Mr Harry is dissatisfied for another reason – because he says the DCGA has invited him to apply under the transgender category, something he terms “an umbrella word”.
“Applying in transgender category, is an umbrella word. There are trans men and trans women under the [same] category. And according to the Transgender Persons (Protection of Rights) Act, we have the right to change our gender to either male or female.
“I have undergone my surgery. I have changed all the documents to male now. So, this particular transgender column does not help me.”
The regulator also said Mr Harry has not completed the required hours of flying to be eligible for a commercial pilot’s licence.
“Rajiv Gandhi Academy for Aviation Technology [in Kerala] has indicated that Adam Harry was not issued student pilot licence owning to inadequate attendance for ground classes,” the regulator says.
Mr Harry says he had discontinued classes from the aviation academy as he had received clearance for flying in South Africa. “In South Africa, they do not have any issues with trans people flying with hormones. So, I got medical from South Africa which is valid till 2026.
“So, I thought, why should I stop my hormones and continued flying in India and applied for academy change from Rajiv Gandhi to South Africa, with the help of Kerala government.”
In September 2021, Mr Harry applied for a scholarship under the Kerala state government’s welfare fund for transgender people. He is expecting the fund to be sanctioned in another two months so he can pursue his dream of being a pilot in South Africa.
Having been disowned by his family in India since starting his transition in 2018, Mr Harry says the last two years were not easy. He had many odd jobs, including as a food delivery executive.

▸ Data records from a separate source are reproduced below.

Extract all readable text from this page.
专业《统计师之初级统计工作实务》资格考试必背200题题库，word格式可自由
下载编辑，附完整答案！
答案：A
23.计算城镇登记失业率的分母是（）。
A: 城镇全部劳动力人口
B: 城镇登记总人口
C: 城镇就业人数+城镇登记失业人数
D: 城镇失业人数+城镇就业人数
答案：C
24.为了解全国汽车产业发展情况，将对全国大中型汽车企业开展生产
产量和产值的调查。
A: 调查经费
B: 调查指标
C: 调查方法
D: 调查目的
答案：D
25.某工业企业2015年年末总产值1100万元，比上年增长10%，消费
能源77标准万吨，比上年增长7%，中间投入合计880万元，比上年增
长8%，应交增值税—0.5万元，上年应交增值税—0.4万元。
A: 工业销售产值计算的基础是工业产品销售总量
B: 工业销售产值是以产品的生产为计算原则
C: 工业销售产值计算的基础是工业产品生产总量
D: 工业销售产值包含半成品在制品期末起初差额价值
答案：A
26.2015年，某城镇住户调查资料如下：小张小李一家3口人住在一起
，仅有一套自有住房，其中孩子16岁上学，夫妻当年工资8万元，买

“I am doing several jobs to survive. Not just Zomato [the food delivery platform he worked for]. I am a gender sensitisation trainer also. I used to work as part-time faculty in the aviation academy.
“Actually, I do not have family support. So, there are several jobs I need to do,” he says. “When I was a kid, my dad gifted me a fighter toy plane. So, ever since, I have had this dream.
“Other than that, I don’t have anything else. This is my passion. And I need to continue this, in my identity.”